Regarding the earlier point about connecting with the agent, I absolutely love it. It’s useful for time management. With the indexer tools, we’ve been able to shift some tasks from Vincent’s heavy workload to others on the team, and the process is really clean.

Demo of allocation wizard on Indexer Tools

[Timestamp 37:57]

Derek goes through how the allocation wizard works in Indexer Tools.

He shows how this feature simplifies a highly technical task into one that a non-technical person could do. If you’re looking to expand your team or you have someone non-technical on your team, they could be using this feature to oversee all of the allocations for your indexer.

Jim shared that the tool also makes it easy to balance your allocations and leave space for other indexers.

Alternative to Google Docs

[Timestamp 50:07]

Vincent from Data Nexus shared some links in the chat about dDocs, an alternative to Google Docs powered by Fileverse.

Vincent: A decentralized Google Docs, I feel like that’s something that The Graph protocol, that we, would like to support. I think we would probably like to head in the direction of supporting products like this.

Pain points and feedback for core devs

[Timestamp 52:37]

Vincent | Data Nexus: I’m eagerly awaiting control over deployment names in combo with deployment rules as well.

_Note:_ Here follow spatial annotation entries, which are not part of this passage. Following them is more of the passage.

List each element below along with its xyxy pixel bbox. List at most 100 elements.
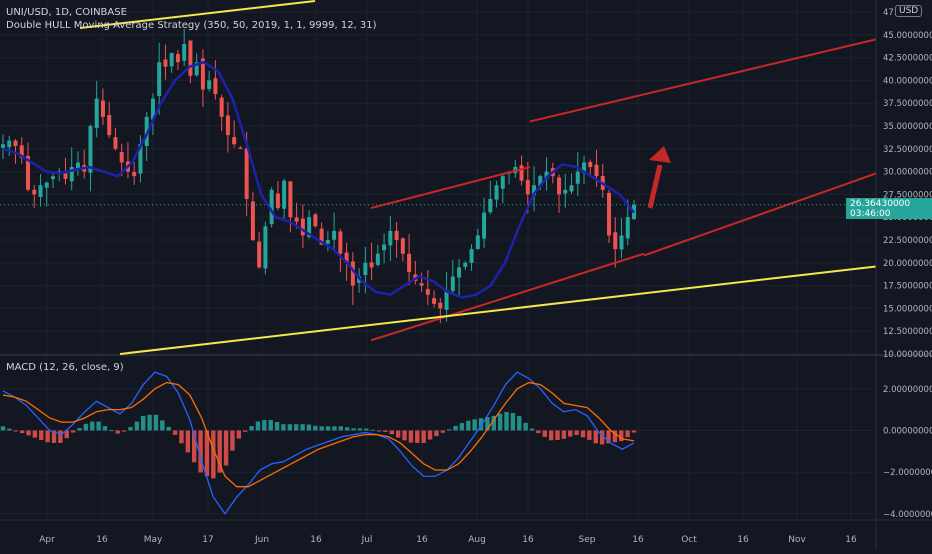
candle-body bbox=[175, 54, 180, 63]
macd-histogram-bar bbox=[625, 430, 630, 438]
x-tick-label: 16 bbox=[632, 535, 644, 545]
candle-body bbox=[544, 171, 549, 179]
y-tick-label: 12.50000000 bbox=[883, 327, 932, 337]
support-line bbox=[119, 265, 877, 355]
y-tick-label: 20.00000000 bbox=[883, 259, 932, 269]
x-tick-label: 16 bbox=[522, 535, 534, 545]
macd-histogram-bar bbox=[45, 430, 50, 443]
candle-body bbox=[457, 267, 462, 278]
price-tag-countdown: 03:46:00 bbox=[850, 209, 891, 219]
macd-histogram-bar bbox=[485, 417, 490, 431]
x-tick-label: Oct bbox=[681, 535, 697, 545]
channel-lower-extension bbox=[643, 172, 877, 257]
macd-histogram-bar bbox=[510, 413, 516, 431]
candle-body bbox=[482, 212, 487, 239]
macd-histogram-bar bbox=[223, 430, 229, 466]
macd-histogram-bar bbox=[319, 426, 324, 431]
macd-histogram-bar bbox=[58, 430, 63, 443]
x-tick-label: 16 bbox=[310, 535, 322, 545]
x-tick-label: 17 bbox=[202, 535, 213, 545]
candle-body bbox=[163, 59, 168, 67]
candle-body bbox=[588, 161, 593, 168]
macd-histogram-bar bbox=[160, 420, 165, 431]
macd-y-tick-label: 2.00000000 bbox=[883, 385, 932, 395]
candle-body bbox=[1, 144, 5, 148]
candle-body bbox=[169, 53, 174, 67]
candle-body bbox=[557, 177, 562, 195]
macd-histogram-bar bbox=[134, 421, 140, 431]
candle-body bbox=[494, 185, 499, 200]
candle-body bbox=[75, 162, 80, 169]
macd-label[interactable]: MACD (12, 26, close, 9) bbox=[6, 362, 124, 373]
macd-histogram-bar bbox=[548, 430, 554, 441]
macd-histogram-bar bbox=[83, 423, 89, 431]
y-tick-label: 22.50000000 bbox=[883, 236, 932, 246]
macd-histogram-bar bbox=[274, 421, 280, 431]
candle-body bbox=[244, 148, 249, 199]
price-tag-value: 26.36430000 bbox=[850, 199, 911, 209]
candle-body bbox=[225, 115, 230, 136]
channel-upper-extension bbox=[529, 38, 877, 123]
candle-body bbox=[400, 238, 405, 254]
candle-body bbox=[150, 98, 155, 120]
macd-line bbox=[2, 371, 635, 515]
macd-histogram-bar bbox=[504, 411, 509, 431]
currency-button[interactable]: USD bbox=[895, 5, 923, 17]
up-arrow-shaft bbox=[647, 164, 663, 209]
candle-body bbox=[19, 145, 24, 158]
y-tick-label: 42.50000000 bbox=[883, 54, 932, 64]
candle-body bbox=[525, 179, 530, 195]
candle-body bbox=[263, 226, 268, 269]
candle-body bbox=[132, 172, 137, 177]
macd-histogram-bar bbox=[7, 428, 12, 431]
macd-histogram-bar bbox=[338, 426, 344, 431]
y-tick-label: 30.00000000 bbox=[883, 168, 932, 178]
candle-body bbox=[432, 298, 437, 304]
macd-histogram-bar bbox=[517, 416, 522, 431]
macd-histogram-bar bbox=[141, 415, 146, 431]
macd-histogram-bar bbox=[478, 418, 484, 431]
macd-histogram-bar bbox=[344, 427, 350, 431]
candle-body bbox=[532, 185, 537, 196]
candle-body bbox=[13, 140, 18, 147]
macd-histogram-bar bbox=[77, 428, 82, 431]
candle-body bbox=[275, 193, 280, 209]
candle-body bbox=[475, 235, 480, 250]
candle-body bbox=[594, 164, 599, 177]
candle-body bbox=[332, 230, 337, 240]
candle-body bbox=[250, 201, 255, 240]
trend-overlay bbox=[0, 0, 877, 355]
macd-histogram-bar bbox=[606, 430, 611, 444]
x-tick-label: Aug bbox=[468, 535, 486, 545]
candle-body bbox=[157, 62, 162, 97]
macd-histogram-bar bbox=[13, 430, 18, 432]
candle-body bbox=[382, 244, 387, 251]
macd-y-tick-label: −2.00000000 bbox=[883, 468, 932, 478]
macd-histogram-bar bbox=[364, 428, 369, 431]
macd-histogram-bar bbox=[440, 430, 445, 433]
candle-body bbox=[338, 231, 343, 254]
candle-body bbox=[407, 253, 412, 272]
macd-histogram-bar bbox=[96, 421, 101, 431]
candle-body bbox=[100, 100, 105, 117]
macd-histogram-bar bbox=[561, 430, 567, 439]
macd-histogram-bar bbox=[211, 430, 216, 479]
candle-body bbox=[307, 217, 312, 238]
y-tick-label: 45.00000000 bbox=[883, 31, 932, 41]
macd-histogram-bar bbox=[198, 430, 203, 473]
candle-body bbox=[463, 262, 468, 267]
candle-body bbox=[469, 249, 474, 263]
indicator-label[interactable]: Double HULL Moving Average Strategy (350… bbox=[6, 20, 377, 31]
y-tick-label: 32.50000000 bbox=[883, 145, 932, 155]
macd-histogram-bar bbox=[293, 424, 299, 431]
signal-line bbox=[2, 381, 635, 488]
candle-body bbox=[607, 192, 612, 236]
candle-body bbox=[63, 171, 68, 179]
macd-histogram-bar bbox=[459, 423, 465, 431]
x-tick-label: 16 bbox=[737, 535, 749, 545]
x-tick-label: 16 bbox=[416, 535, 428, 545]
macd-histogram-bar bbox=[351, 428, 356, 431]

That will be so helpful for managing subgraphs with significant query traffic.

Marc-André | Ellipfra: Handling 100 subgraphs is one thing… 400 subgraphs is painful. We need to be able to support 4000 soon.

Derek | Data Nexus: Regarding grafts, is there a way that we can ‘migrate’ the old deployment rather than doing the copy process?

  • Marc-André | Ellipfra replied: Yeah, why not? Would be so much faster. But sometimes you have two subgraphs that need the same graft.

Latest Indexer Agent release (GitHub repo)

Jim | Wavefive 🌊: The latest indexer agent, some folks are complaining about very aggressive health checking causing issues with allocating?

Josh Kauffman | confirmed: We have to jump between versions to get around this. Super annoying.

Ford clarified: Just a config.

Jim | Wavefive 🌊: I’ve been avoiding upgrading but time is ticking on base allocations 😄

Ford: Worth updating defaults though.

Marc-André | Ellipfra: Avoiding upgrading past 0.20.22 due to this issue and other odd things I did not have time to troubleshoot.

Josh Kauffman | Ford, what’s the config line so I can pass that over. I thought we had played with that, but maybe not the right one (or more than one?)

Ford: We did push the release out quickly before our break to fix some things. Need to put out a more detailed changelog.